Вика посмотрела на него такими глазами, что он сразу понял:
– Ты все знаешь…
Она говорила ровным, спокойным голосом, как будто ничего не произошло.
– В Москве мне сложно будет ее вырастить, я же практически ничего не умею. И жить негде. А там квартира, там мама, бабушка. Там тепло. Найду работу.
– Да подожди ты со своими планами! Ведь если разобраться, ничего страшного не произошло. Это была ошибка, ничего серьезного, поверь! Всего лишь физиология! Ну, мужики так устроены, что я могу с этим поделать? А к ней я абсолютно равнодушен! К тому же уже все кончено! И больше не повторится. Никогда!

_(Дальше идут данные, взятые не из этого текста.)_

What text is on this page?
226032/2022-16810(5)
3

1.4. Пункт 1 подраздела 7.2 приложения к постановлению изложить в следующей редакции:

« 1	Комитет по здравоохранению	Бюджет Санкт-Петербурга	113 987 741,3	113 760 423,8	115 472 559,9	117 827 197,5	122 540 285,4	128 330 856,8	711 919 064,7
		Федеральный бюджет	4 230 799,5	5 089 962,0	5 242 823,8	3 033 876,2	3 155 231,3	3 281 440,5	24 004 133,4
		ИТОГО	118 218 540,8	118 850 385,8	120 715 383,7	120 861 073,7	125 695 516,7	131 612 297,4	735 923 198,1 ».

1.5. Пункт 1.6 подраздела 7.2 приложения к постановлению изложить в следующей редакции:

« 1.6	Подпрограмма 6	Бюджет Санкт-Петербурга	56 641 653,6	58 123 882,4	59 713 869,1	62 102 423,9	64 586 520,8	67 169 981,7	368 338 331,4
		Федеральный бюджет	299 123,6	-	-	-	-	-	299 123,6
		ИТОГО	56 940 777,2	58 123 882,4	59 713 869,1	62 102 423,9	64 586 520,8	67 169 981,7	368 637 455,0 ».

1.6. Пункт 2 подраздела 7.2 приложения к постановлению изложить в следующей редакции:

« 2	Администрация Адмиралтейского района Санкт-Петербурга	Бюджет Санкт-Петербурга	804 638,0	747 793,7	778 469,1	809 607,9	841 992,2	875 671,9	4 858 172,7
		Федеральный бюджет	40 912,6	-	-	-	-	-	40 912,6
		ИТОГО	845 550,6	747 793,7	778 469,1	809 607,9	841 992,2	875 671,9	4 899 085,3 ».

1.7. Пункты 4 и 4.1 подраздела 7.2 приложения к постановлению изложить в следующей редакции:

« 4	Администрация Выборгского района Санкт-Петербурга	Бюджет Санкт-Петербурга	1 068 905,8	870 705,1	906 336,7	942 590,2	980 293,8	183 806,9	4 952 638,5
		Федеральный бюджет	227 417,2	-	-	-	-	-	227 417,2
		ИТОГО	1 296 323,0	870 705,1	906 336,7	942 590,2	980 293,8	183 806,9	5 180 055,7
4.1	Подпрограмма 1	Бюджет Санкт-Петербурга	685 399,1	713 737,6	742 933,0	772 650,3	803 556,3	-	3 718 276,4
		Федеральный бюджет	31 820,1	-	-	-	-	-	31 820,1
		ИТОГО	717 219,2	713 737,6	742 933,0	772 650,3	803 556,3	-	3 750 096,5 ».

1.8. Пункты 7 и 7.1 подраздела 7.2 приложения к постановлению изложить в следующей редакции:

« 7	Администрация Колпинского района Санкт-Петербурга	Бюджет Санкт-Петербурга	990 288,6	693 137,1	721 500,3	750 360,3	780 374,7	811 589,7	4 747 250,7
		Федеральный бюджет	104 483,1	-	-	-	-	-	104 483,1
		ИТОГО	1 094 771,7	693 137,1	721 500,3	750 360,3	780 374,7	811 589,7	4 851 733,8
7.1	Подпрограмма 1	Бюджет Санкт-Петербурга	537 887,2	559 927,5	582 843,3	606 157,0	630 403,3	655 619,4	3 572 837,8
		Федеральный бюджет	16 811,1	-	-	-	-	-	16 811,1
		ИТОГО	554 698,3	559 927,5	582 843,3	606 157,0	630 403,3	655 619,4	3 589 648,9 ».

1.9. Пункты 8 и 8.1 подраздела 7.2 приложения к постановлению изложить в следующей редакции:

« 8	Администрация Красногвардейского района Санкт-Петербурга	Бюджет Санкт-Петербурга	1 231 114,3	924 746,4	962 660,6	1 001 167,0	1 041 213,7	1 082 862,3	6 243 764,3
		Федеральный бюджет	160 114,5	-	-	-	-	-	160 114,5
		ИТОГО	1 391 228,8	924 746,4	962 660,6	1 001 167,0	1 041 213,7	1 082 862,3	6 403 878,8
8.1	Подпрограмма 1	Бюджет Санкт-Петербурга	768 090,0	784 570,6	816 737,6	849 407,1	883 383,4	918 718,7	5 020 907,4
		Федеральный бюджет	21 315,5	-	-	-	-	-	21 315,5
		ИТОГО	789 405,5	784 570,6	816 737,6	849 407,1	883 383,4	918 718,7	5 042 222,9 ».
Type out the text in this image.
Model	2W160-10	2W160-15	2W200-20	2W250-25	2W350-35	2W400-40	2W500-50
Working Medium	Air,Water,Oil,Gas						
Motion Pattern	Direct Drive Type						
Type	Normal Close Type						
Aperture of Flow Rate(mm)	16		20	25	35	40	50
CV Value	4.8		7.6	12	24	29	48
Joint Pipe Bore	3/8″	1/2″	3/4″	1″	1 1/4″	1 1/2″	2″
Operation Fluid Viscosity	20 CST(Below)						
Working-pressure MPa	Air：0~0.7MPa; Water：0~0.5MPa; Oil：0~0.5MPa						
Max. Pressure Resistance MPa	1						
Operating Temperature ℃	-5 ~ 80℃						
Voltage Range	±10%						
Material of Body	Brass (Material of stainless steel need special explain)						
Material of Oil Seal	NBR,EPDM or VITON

– Ты не думай, я не собираюсь тебя ограничивать в общении со Снежаной. Ты же отец… Ребенку же нужен отец. Можешь приезжать к ней, когда захочешь. Иногда я буду ее отпускать к тебе.

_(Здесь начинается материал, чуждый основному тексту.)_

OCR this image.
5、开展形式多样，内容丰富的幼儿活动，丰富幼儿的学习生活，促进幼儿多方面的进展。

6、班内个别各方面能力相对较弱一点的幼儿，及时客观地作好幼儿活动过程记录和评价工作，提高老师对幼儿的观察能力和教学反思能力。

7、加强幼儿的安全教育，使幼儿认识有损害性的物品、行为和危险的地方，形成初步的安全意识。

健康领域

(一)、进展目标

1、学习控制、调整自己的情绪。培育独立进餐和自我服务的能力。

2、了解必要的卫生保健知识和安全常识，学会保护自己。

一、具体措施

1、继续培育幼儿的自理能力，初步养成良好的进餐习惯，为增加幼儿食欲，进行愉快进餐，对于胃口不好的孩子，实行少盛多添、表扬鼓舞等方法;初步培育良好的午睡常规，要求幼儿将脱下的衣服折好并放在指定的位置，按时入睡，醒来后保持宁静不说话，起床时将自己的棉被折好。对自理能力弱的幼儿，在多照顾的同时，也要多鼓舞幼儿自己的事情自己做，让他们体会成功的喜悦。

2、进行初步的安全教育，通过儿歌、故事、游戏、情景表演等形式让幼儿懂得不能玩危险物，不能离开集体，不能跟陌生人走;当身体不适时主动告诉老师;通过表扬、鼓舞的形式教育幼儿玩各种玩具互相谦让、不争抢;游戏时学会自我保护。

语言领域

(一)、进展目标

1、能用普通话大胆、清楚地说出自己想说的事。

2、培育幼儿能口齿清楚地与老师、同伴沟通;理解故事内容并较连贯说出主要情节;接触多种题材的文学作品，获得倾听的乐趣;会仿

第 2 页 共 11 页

– Вика, ты что, меня не слышишь? С чего такие кардинальные меры? Давай все спокойно обсудим.
Но она продолжала все тем же размеренным тоном:
– И денег мне никаких от тебя не надо. Мы проживем. Я справлюсь. Главное, что у меня есть Снежана.
Он взял ее за плечи, встряхнул и повернул лицом к себе. Она посмотрела на него. На секунду сверкнул все тот же упрекающий взгляд и потух. Пустые глаза больше ничего не выражали. Он по-настоящему испугался.

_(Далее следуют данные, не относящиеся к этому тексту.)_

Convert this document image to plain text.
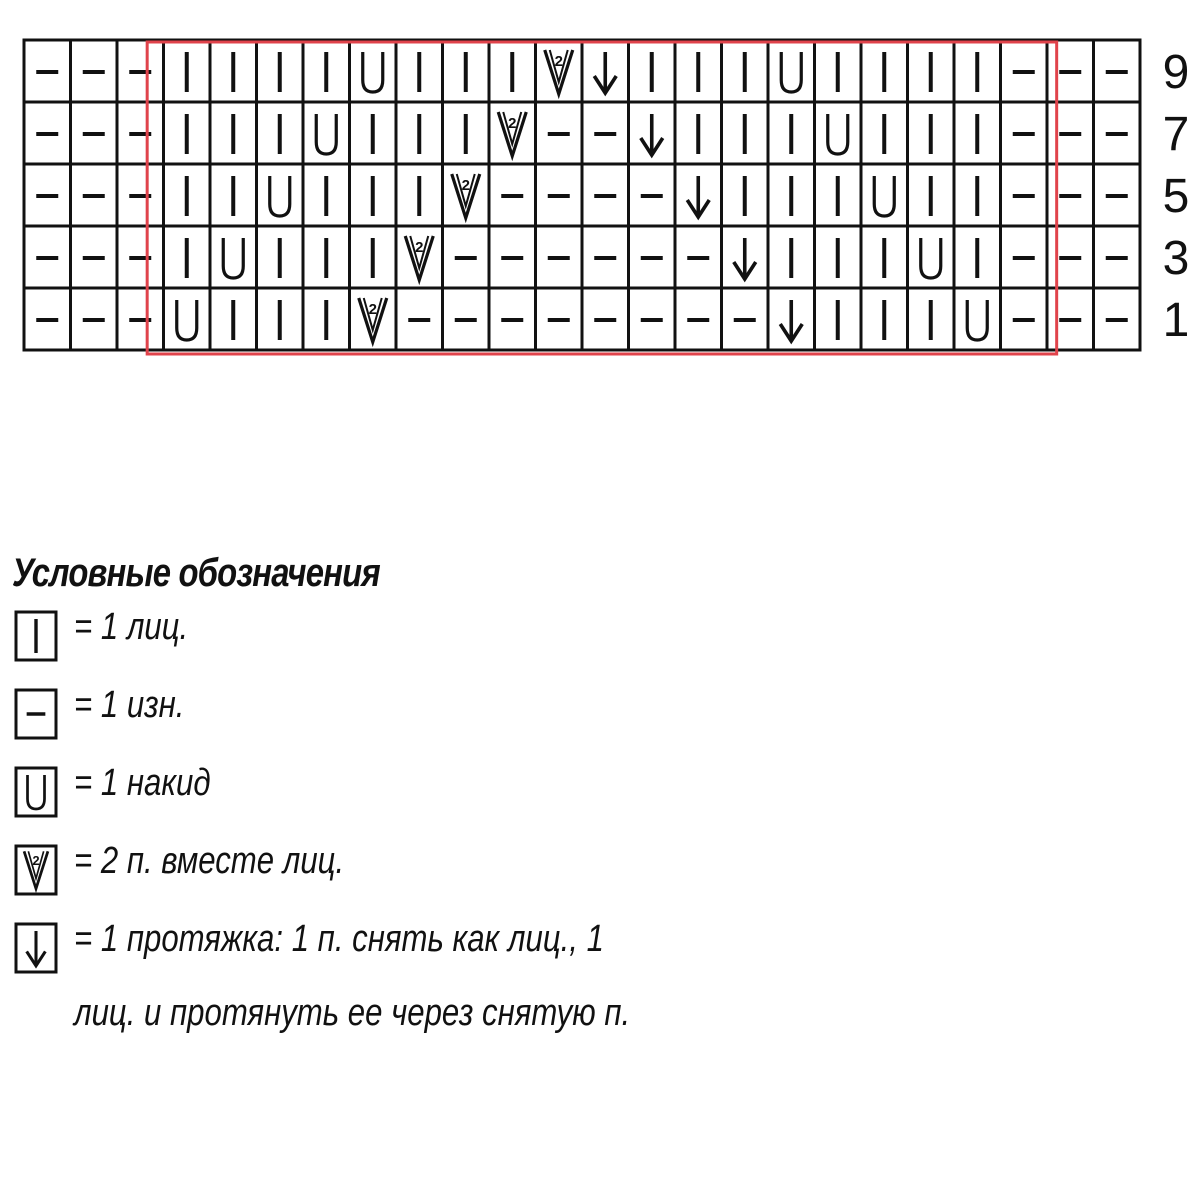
2
2
2
2
2
9
7
5
3
1
Условные обозначения
= 1 лиц.
= 1 изн.
= 1 накид
2 = 2 п. вместе лиц.
= 1 протяжка: 1 п. снять как лиц., 1
лиц. и протянуть ее через снятую п.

– Прекрати. Да, я виноват, прости меня, пожалуйста! Но это же не повод… Не повод, вот так, все разом забыть, перечеркнуть всю нашу жизнь! В один день, в один момент!
Арсений долго и пристально смотрел в глаза супруги. Полное равнодушие. Безразличие. Ни единой эмоции.
Он упал перед ней на колени. Взял в свои руки ее ладони, принялся горячо и страстно целовать их.
– Прости, прости меня, пожалуйста. Ну да, я идиот, я дурак. Мне нет оправданий. Я понимаю, какую боль причинил тебе. Но это же просто ошибка, всего лишь единственная ошибка! Человек ошибается. Нужно прощать, ты должна найти в себе силы. Ради себя, ради меня, ради нашей дочери. В конце концов, ради Платона!
Вика молчала. Он воспринял это как хороший знак и усилил напор.
– Ты помнишь, сколько мы пережили вместе. Помнишь, как нам было трудно? Но мы ведь справились, мы смогли, мы выдержали. Так неужели теперь ты опустишь руки и сдашься? Из-за такой мелочи?
Сейчас он снова, как и тогда, хотел лишь одного: вызвать у нее хотя бы какие-нибудь чувства. Вернуть пропавшие эмоции. Заставить переживать. Тогда она сможет слушать, анализировать. Тогда он сможет убедить ее.
– Подумай о Платоне, как ему тяжело будет смотреть на нас оттуда, наблюдать наш разрыв, видеть, что мы больше не вместе и никогда не сможем больше вернуть его сюда, к нам, на Землю!
Молчание.
– Ты вспомни, что мы тогда с тобой решили! Что обязательно снова родим его. Так не предавай его, не предавай меня!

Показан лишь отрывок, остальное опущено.